Since the RedState Deoartment of History lives in Flyover Country, it’s a bit on the chilly side this weekend. As such, we are searching for new and inventive ways to keep warm.
One of the ways that has been time-honored throughout history to stay warm is to consume alcohol, particularly whiskey. Since most whiskies offend our delicate palates, department staff was looking for a better way to warm our insides while maintaining the level of taste to which we have become accustomed.
In line with today’s anniversary, we settled on rum. For it was on this day in 1671 that Captain Henry Morgan attacked Panama City with his band of privateers.
At the time, Panama was a possession of Spain, and since the nations were at war at the time, Morgan was issued a letter of marque to take Spanish shipping, and plunder its treasure, along the Spanish Main. Morgan left Jamaica bound for Panama as a result.
Morgan was operating under a commission from the governor and rejected the idea that he was a pirate. However, his actions at the time suggested otherwise.

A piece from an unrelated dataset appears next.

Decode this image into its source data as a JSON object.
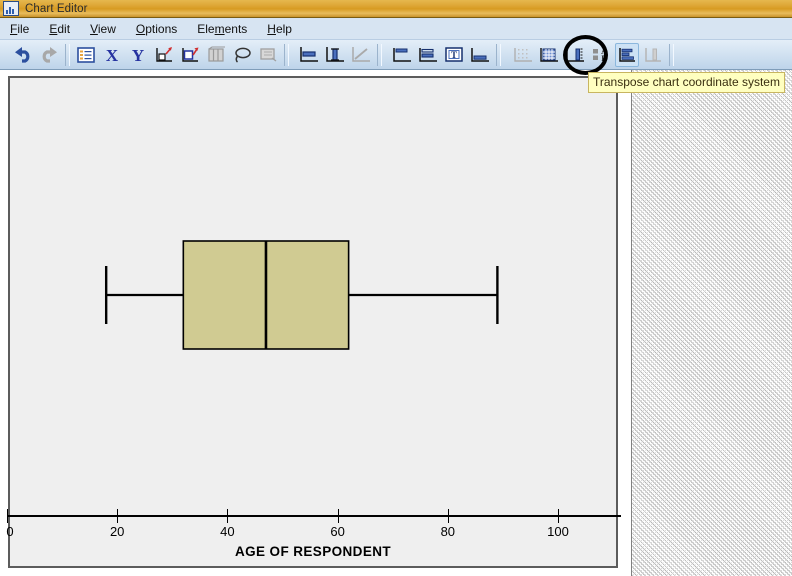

Morgan and his 300 raiders engaged approximately 1600 defenders, 1200 of which were Spanish troops, outside the city. The Spaniards were inexperienced and disorganized and the governor’s decision to release oxen and bulls onto the battlefield boomeranged spectacularly when they were spooked by the gunfire from Morgan’s men and trampled the Spaniards by accident.
After resoundingly defeating the Spaniards, Morgan entered the city only to find it virtually destroyed by the locals, with much of Panama’s wealth removed. As such, the raid was only a partial success in terms of financial viability.
But worse had happened. While Morgan was gone, the English and Spanish had signed a peace treaty, making Morgan’s raid a breach of that peace. Upon his return to Jamaica, he was placed in arrest and sent back to London to placate the Spaniards.
However, Morgan proved extremely popular once he returned home. Londoners were under no obligation to befriend Spain simply because peace had been agreed, so it was quickly clear that nothing whatsoever was going to happen to Morgan.
In fact, King Charles II treated Morgan as a hero, and what do heroes who steal money from other people do in their next jobs?
Exactly. Morgan entered government.
Charles made Morgan the Deputy Governor of Jamaica and gave him a knighthood. He was also, perhaps ironically, ordered to eradicate piracy from Jamaica, but kept up his friendly relationships with his old privateer friends even as he worked in Jamaican politics.
Morgan seemed at least as interested in frequenting the local watering holes than in helping run the administration, and as such he fell into declining health, passing in 1688, with an amnesty declared for his funeral so pirates and privateers could attend without being arrested.
However, there was one other notable event that affected Morgan after his death. In 1692, an earthquake hit Jamaica, with two-thirds of the city of Port Royal sliding into the sea as a result. Part of the affected area contained Morgan’s grave, which has never since been located.
He lived quite a colorful life, and as the Department staff remembered the pirate, they did so with a glass of Captain Morgan — named for him by the Seagram Company in 1944.
Happy Sunday and enjoy today’s open thread!